Question

How do you factor by grouping ${{x}^{3}}+3{{x}^{2}}-118x-120$?

Answer 1

Hint: Now to solve the following question we will first write -118x as -120x + 2x. Now we will group the common terms together to form an expression. Now we will again write $3{{x}^{2}}=2{{x}^{2}}+{{x}^{2}}$ . Hence using this we will again simplify the expression. Now on simplifying we will get a quadratic expression. IN the quadratic we will split the middle term such that the product of the terms is the product of the first and last term of quadratic.
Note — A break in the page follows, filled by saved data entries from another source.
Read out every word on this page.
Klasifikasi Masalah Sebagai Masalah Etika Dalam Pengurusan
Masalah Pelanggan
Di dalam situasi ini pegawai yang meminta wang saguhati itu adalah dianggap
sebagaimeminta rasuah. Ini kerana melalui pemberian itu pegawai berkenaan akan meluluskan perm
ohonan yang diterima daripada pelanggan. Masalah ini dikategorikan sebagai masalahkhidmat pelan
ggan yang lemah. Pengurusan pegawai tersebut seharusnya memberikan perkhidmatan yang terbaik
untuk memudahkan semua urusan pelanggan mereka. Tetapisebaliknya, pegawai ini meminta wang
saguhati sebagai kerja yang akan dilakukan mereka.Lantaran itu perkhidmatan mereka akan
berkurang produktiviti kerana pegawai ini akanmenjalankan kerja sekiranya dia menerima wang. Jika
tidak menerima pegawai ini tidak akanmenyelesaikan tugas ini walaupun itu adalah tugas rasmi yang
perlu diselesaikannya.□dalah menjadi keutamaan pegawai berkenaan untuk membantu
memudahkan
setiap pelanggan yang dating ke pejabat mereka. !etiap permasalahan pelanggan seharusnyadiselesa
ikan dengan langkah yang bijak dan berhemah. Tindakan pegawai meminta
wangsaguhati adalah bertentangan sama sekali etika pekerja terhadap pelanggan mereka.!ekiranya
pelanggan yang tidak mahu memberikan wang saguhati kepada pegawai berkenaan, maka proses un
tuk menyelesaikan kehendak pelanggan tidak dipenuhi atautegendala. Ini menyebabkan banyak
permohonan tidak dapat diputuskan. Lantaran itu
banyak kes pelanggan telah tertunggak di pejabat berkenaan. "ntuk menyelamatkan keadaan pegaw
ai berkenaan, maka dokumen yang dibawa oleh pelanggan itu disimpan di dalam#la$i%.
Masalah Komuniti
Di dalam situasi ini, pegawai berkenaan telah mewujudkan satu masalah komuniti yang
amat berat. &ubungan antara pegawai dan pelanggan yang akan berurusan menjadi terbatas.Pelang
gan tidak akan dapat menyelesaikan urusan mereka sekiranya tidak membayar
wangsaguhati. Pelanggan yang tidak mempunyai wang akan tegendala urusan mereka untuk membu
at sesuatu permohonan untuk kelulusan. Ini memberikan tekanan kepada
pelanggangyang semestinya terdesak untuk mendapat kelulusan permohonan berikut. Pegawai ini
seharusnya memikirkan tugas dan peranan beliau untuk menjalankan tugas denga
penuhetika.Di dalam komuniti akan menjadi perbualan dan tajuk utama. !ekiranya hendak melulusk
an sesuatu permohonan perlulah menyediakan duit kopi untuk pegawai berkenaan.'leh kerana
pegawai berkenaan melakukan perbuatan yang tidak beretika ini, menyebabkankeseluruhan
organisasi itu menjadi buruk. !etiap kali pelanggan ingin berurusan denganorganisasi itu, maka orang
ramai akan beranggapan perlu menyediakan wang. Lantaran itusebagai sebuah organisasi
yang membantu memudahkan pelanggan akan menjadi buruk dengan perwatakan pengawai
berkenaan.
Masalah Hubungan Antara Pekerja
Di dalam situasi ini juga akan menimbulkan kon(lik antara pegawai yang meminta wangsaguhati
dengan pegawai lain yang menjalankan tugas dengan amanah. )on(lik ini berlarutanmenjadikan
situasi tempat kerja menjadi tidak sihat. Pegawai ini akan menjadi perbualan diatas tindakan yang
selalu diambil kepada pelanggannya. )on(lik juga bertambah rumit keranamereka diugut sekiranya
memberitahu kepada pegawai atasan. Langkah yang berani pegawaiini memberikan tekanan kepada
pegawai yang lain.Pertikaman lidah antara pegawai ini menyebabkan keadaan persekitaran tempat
Now on simplifying the obtained expression we will easily find the factor of the expression.

Complete step by step solution:
Now consider the given expression ${{x}^{3}}+3{{x}^{2}}-118x-120$
Now first let us write 118x as 120x – 2x. Hence we get the expression as,
$\Rightarrow {{x}^{3}}+3{{x}^{2}}-120x+2x-120$
Now taking -120 common from the terms and rearranging the terms we get,
\[\begin{align}
  & \Rightarrow {{x}^{3}}+3{{x}^{2}}-120\left( x+1 \right)+2x \\
 & \Rightarrow {{x}^{3}}+3{{x}^{2}}+2x-120\left( x+1 \right) \\
\end{align}\]
Now let us write $3{{x}^{2}}$ as $2{{x}^{2}}+{{x}^{2}}$ . Hence we get the expression as,
\[\Rightarrow {{x}^{3}}+{{x}^{2}}+2{{x}^{2}}+2x-120\left( x+1 \right)\]
Now taking 2x common from the terms and rearranging we get,
\[\Rightarrow {{x}^{3}}+{{x}^{2}}+2x\left( x+1 \right)-120\left( x+1 \right)\]
Now again taking ${{x}^{2}}$ common from the terms we get,
\[\Rightarrow {{x}^{2}}\left( x+1 \right)+2x\left( x+1 \right)-120\left( x+1 \right)\]
Now let us take x + 1 common from the whole expression. Hence we get,
$\Rightarrow \left( x+1 \right)\left( {{x}^{2}}+2x-120 \right)$
Now consider the quadratic ${{x}^{2}}+2x-120$ .
Now we want to split the middle term such that the product of the terms is equal to the first term and the last term.
Hence we can write 2x as 12x – 10x.
Hence we get the expression as,
$\Rightarrow {{x}^{2}}+12x-10x-120$
Now taking $x$ common from the first two terms and – 10 common from the last two terms we get,
$\Rightarrow x\left( x+12 \right)-10\left( x+12 \right)$
Now again taking x + 12 common we get,
$\Rightarrow \left( x-10 \right)\left( x+12 \right)$
Now substituting the value we get,
$\Rightarrow \left( x+1 \right)\left( x-10 \right)\left( x+12 \right)$
Hence the given expression is factored.

Note: Now note that we can also factorize the expression by finding the roots of the expression. If $\alpha $ is the root of the given expression then $x-\alpha $ is the factor of the expression. Hence if we find the roots then we can easily write the factors of the expression.